I saggi qui raccolti, infatti, sono soprattutto esemplificazioni coerenti e coraggiose di un metodo di lavoro che lo contraddistingue da sempre. Alvino sceglie la strada della schedatura lessicale e l’esplorazione linguistica e affonda sempre con acume nel terreno della lingua scritturale, cercando incroci, analizzando ramificazioni, ritrovando gli innesti. L’ultimo suo pensiero è il giudizio di valore e solo nell’esposizione dettagliata del movimento verbale e della tessitura linguistica può concedersi una riflessione sull’intenzionalità di essa.
A differenza dei “critici a testine rotanti” coi quali polemizza giustamente nell’ultimo saggio della raccolta, la sua scelta è quella di leggere e ponderare, scavare e confrontare, concedendo poi all’autore analizzato l’ultima parola testuale.


NOTE

1 G. FONTANA, “Distassie folgoranti e tarsie. Poesie de desegnio et meglio finite”, introduzione a G. ALVINO, L’apparato animale, Torino, Robin, 2015, p. 7.

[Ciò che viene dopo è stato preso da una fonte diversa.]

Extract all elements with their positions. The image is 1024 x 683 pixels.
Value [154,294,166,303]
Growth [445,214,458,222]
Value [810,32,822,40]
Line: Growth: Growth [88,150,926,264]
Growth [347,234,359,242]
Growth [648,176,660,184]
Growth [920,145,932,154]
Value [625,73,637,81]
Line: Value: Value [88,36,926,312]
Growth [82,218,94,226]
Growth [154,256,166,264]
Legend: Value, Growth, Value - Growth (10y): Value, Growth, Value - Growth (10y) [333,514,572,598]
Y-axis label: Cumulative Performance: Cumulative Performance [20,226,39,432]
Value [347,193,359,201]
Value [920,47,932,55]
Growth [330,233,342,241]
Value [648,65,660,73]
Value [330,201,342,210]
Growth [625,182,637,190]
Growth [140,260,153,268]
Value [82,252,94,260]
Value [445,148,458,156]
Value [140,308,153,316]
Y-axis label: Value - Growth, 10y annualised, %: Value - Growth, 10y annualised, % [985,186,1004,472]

2 G. ALVINO, L’apparato animale cit., p. 38-39.

3 G. ALVINO, L’apparato animale cit. pp. 120-121. Sull’episodio di Castel Volturno visto con gli occhi e le parole di chi l’hanno subito e ne sono state le vittime atterrite (ma anche successivamente molto coraggiose), è da vedere il bel film di Guido Lombardi, La bas – Educazione criminale del 2011.

4 G. ALVINO, Scritti diversi e dispersi (2000-2014), prefazione di M. Lunetta, Roma, Fermenti, 2015, p. 5.